Ce sont autant de mots qui lui empoignent le cœur, qu’il ne veut pas écouter. Mais se battre, mais résister, l’envie de s’échapper, à ce monde s’évader, prisonnier des murs qui se suivent, les marches, les escaliers, partout des portes closes, partout les ombres tapies, effacées, effondrées, l’obscurité de ce lieu glacial, et cette sensation certaine d’être observé, deux grands yeux en furie qui le suivent. Le jeune renard s’arrête, pour se retrouver, pour écouter le moindre son sans en entendre aucun. Il ne sait plus par où aller, pour échapper à la tension, ce monstre qui le pourchasse, cette absence partout répétée, la présence qui manque.
Ce n’était pas grand-chose, qu’il avait vu alors, qu’il a cru voir, et voir encore, juste des ailes, sur le dos du monstre, quand il a tendu sa patte vers lui. Cela l’a dissuadé de se battre, et pourtant, acculé, il s’y était préparé. Qu’il en ait eu ou pas, à présent, n’a plus d’importance, n’en a jamais eu, ne devrait pas en avoir. Il veut sortir, fait un pas, sans en entendre le bruit sur la pierre. Son regard tombe vers le pied criminel, il frappe par terre mais aucun son n’est produit, et comme il murmure d’étonnement, celui-ci aussi s’évanouit.
Une cloche sonne dans le lointain.
Tale se retourne. L’ombre le regarde. Déjà, la lumière emporte ce spectre fugace, mais les recoins, les fentes de la pierre, tout le cuivre du couloir en garde la trace immuable, et tout attend tourné vers le petit renard. Alors les sons reviennent, il réentend son souffle, mieux que jamais, le perçoit oppressant, ses pas sur le sol comme il se recule, se retourne pour fuir. Les marches de l’escalier s’effondrent sous lui. La porte se referme, fermée par lui, et toujours aucune porte ouverte, aucun lieu où se réfugier, seulement l’écho affolé répété à chaque chandelier, dans le métal même.
Une marche lui manque, il s’effondre, roule quelques secondes sans pouvoir s’arrêter. Tout est obscur autour de lui. La douleur le maintient conscient, stigmatise sa détresse. Le renard finit étalé sur la dernière marche, trouve la force de se relever, mais sonné attend quelques secondes, tandis que le vacarme de cette chute se répercute. L’espace onirique se resserre sur lui, il doit continuer à fuir, nulle part n’est sûr.

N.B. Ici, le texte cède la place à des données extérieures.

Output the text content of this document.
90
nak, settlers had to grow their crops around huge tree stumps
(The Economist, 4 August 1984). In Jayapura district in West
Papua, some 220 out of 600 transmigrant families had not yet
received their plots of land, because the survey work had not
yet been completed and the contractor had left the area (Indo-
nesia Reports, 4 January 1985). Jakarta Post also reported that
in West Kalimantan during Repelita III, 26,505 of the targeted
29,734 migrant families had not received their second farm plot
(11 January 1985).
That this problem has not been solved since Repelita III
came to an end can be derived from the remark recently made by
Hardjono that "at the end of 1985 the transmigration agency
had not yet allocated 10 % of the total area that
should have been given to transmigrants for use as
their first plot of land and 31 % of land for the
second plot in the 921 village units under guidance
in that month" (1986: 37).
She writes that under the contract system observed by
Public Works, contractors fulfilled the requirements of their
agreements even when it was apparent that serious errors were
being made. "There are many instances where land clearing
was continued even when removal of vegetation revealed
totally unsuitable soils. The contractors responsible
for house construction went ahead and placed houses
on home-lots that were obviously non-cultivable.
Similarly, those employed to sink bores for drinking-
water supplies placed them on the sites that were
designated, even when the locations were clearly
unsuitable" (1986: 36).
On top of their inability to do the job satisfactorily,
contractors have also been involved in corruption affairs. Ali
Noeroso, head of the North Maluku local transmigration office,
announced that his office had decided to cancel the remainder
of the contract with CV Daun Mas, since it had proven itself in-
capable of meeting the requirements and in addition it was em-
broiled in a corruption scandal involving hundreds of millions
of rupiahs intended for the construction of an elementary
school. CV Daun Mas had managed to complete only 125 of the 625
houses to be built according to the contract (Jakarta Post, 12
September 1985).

Il ne veut penser à rien, ni rien savoir, tout cela ne le concerne pas. « Laissez-moi partir ! » Son cri résonne au loin, plusieurs fois de suite, il le croit étouffé, puis en entend la rumeur dans son dos, qui va croissante, avant de s’éteindre complètement, et déformée. Un nouvel escalier passe devant lui, puis le couloir, tout du long, les mêmes portes, à chaque passage une armure qui suit ses mouvements, mais comme il va l’atteindre, aussitôt, le renard s’arrête, sa respiration se suspend, son cœur bat à tout rompre dans le vide, et le sang afflue, tend ses membres raidis.
Le bruit se rapproche, le pas feutré, terrifiant, l’entrechoc des griffes avec la pierre, qui l’a poursuivi partout, qui l’a piégé cette fois. Des deux côtés, que des portes fermées, derrière lui l’obscurité, et toujours ce même déchirement au cœur, qui l’empêche de rester, déjà l’ombre qui se découpe contre le mur, immense, qui s’agrandit, pas à pas, puis le pelage roux, semblant arraché aux lueurs des flammes, se détache dans l’encoignure, et tout le corps de la bête, du monstre apparaît.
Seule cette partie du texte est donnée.